I mean, does Kendrick Lamar ever talk to the press? Fu** no. He’s preoccupied not with being a good emcee, but a dominant, legendary one. NME had Lamar second of the year behind Grimes… and while I love Grimes, love Art Angels, I would persecute that ordering of things on sole grounds of the songs on Art Angels being too short: it’s not a fully indulgent project, she’s saving herself for her live show. Lamar is rapping for people in the ghetto who can’t afford concerts — he knows it’s all on the internet, but still, he leaves everything on wax.   
 Another note on NME’s British coverage of hip-hop: I discount fervently any list which features Drake ahead of Earl Sweatshirt as Drake heavily borrowed from the latter’s idea for album cover, aside from the fact that Earl Sweatshirt makes way more American hip-hop headway (being American, imagine that!)
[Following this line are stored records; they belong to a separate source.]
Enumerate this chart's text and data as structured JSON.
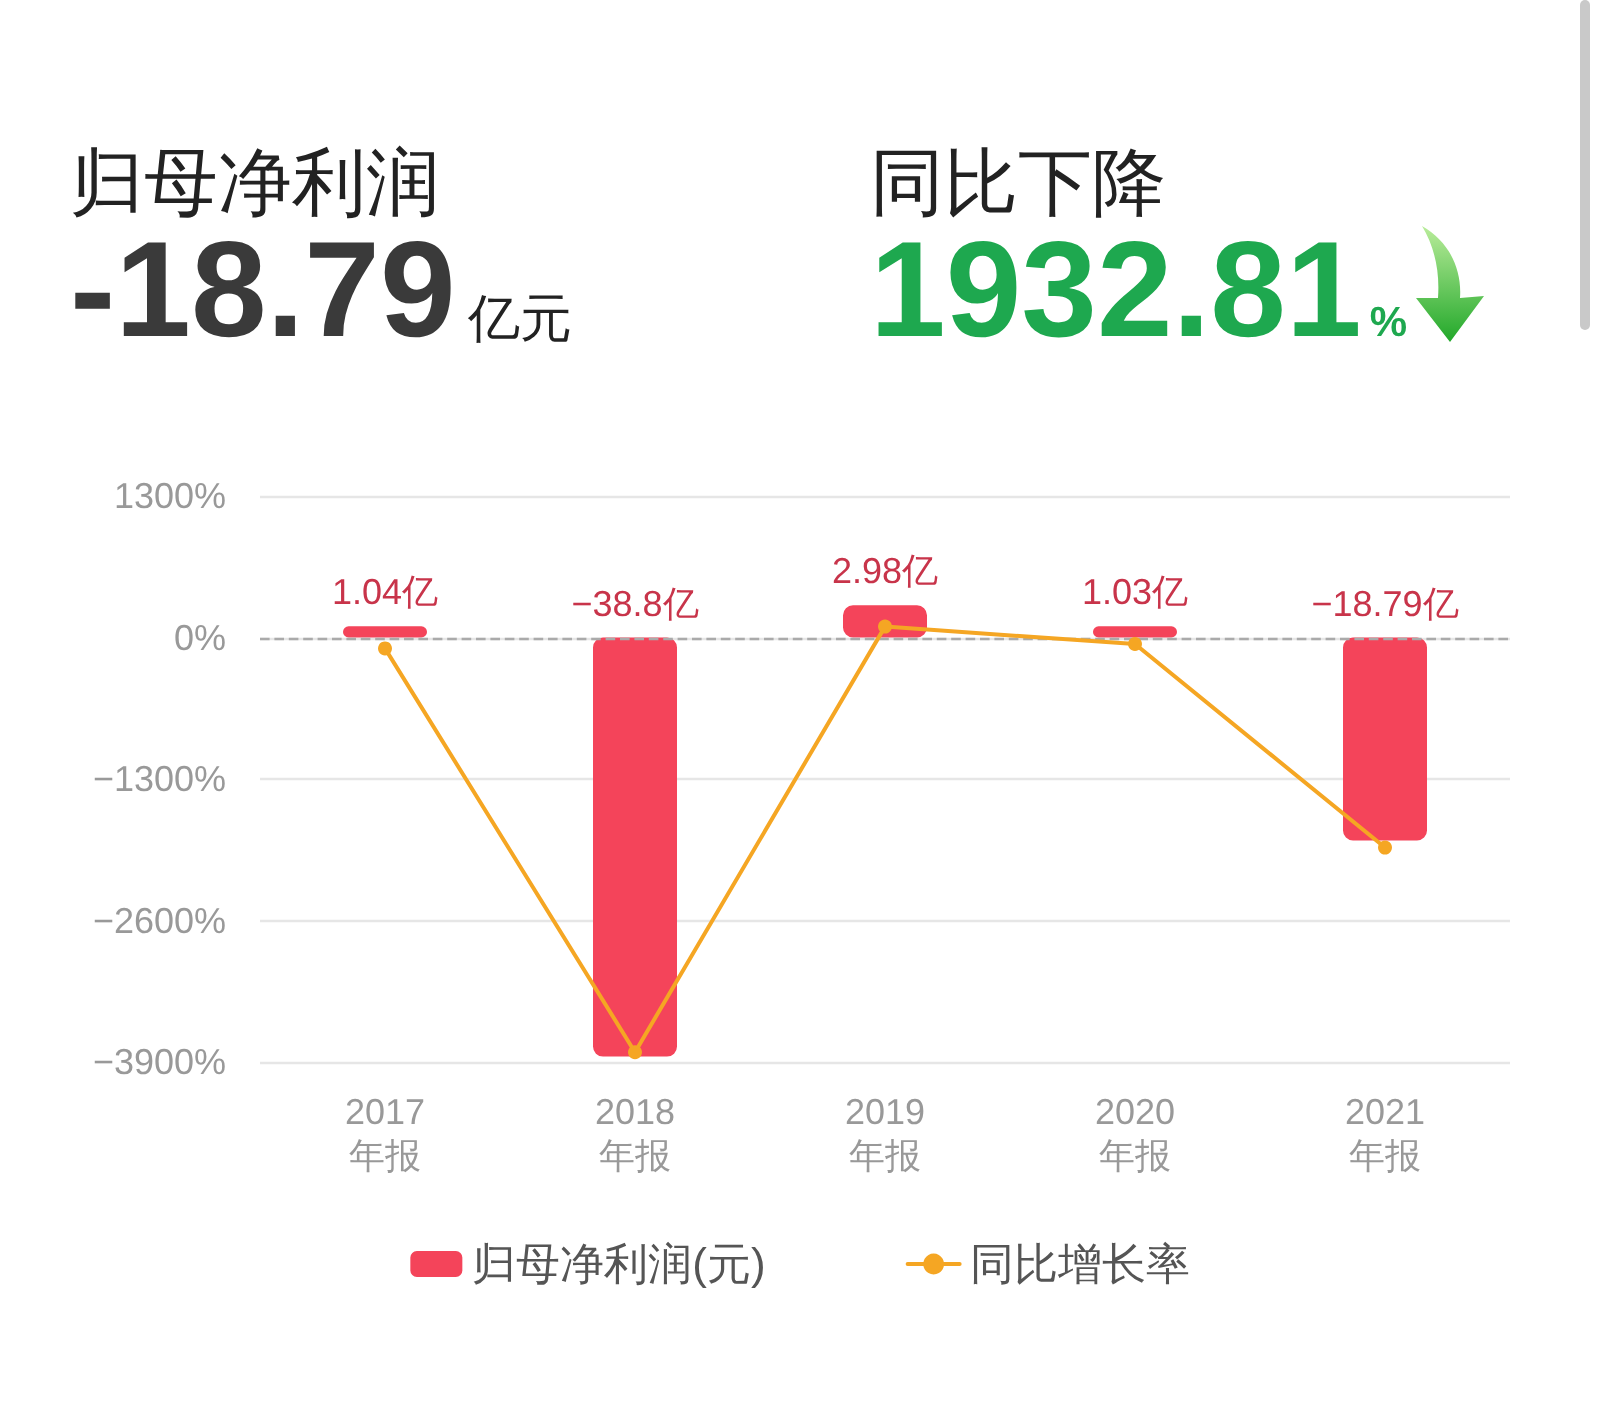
{
  "chart_data": {
    "type": "bar",
    "annotations": [
      "归母净利润",
      "-18.79",
      "亿元",
      "同比下降",
      "1932.81",
      "%"
    ],
    "categories": [
      "2017\n年报",
      "2018\n年报",
      "2019\n年报",
      "2020\n年报",
      "2021\n年报"
    ],
    "series": [
      {
        "name": "归母净利润(元)",
        "axis": "y2",
        "color": "#f4445a",
        "values": [
          1.04,
          -38.8,
          2.98,
          1.03,
          -18.79
        ],
        "value_labels": [
          "1.04亿",
          "−38.8亿",
          "2.98亿",
          "1.03亿",
          "−18.79亿"
        ]
      },
      {
        "name": "同比增长率",
        "type": "line",
        "color": "#f5a623",
        "values": [
          -100,
          -3810,
          100,
          -60,
          -1930
        ]
      }
    ],
    "ylim": [
      -3900,
      1300
    ],
    "yticks": [
      {
        "value": -3900,
        "label": "−3900%"
      },
      {
        "value": -2600,
        "label": "−2600%"
      },
      {
        "value": -1300,
        "label": "−1300%"
      },
      {
        "value": 0,
        "label": "0%"
      },
      {
        "value": 1300,
        "label": "1300%"
      }
    ],
    "y2lim": [
      -39.3,
      13.1
    ],
    "grid": "y",
    "legend": "bottom",
    "marker": "circle",
    "ref_lines": [
      {
        "axis": "y",
        "value": 0,
        "color": "#aaaaaa",
        "line_style": "dashed"
      }
    ]
  }
}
 Props though to NME for at least repping England and including Blur’s truculent and succulent The Magic Whip at #15 on their year-end list (I had it at 7); I believe only about three out of the 10 journals I read had it on their list, and this was upsetting to me, it’s a real rockin’ ride.
 The main other thing to talk about with NME is that they do have an albeit time-honored sense of humor (as in, you wonder how many of the histrionics were actually invented by the current editors, probably not many)… but the “Godlike Genius Awards,” and just the hilarity of the selections — U2, Coldplay, Oasis. I’m talking like THE MOST HATED BANDS ON THE PLANET. And they pass it off as if it’s bands they like. I remember cokemachineglow.com calling U2’s “The Fly” “indie,” but they’d also use U2 as a pejorative to compare Broken Social Scene’s Forgiveness Rock Record to. Well, the fact that “indie” is now all but a pejorative in itself, combined with the amount of time since Coldplay’s hatching, should show you how dated this whole “Godlike Genius Award” thing is. Still, it is momentarily amusing for the novice American.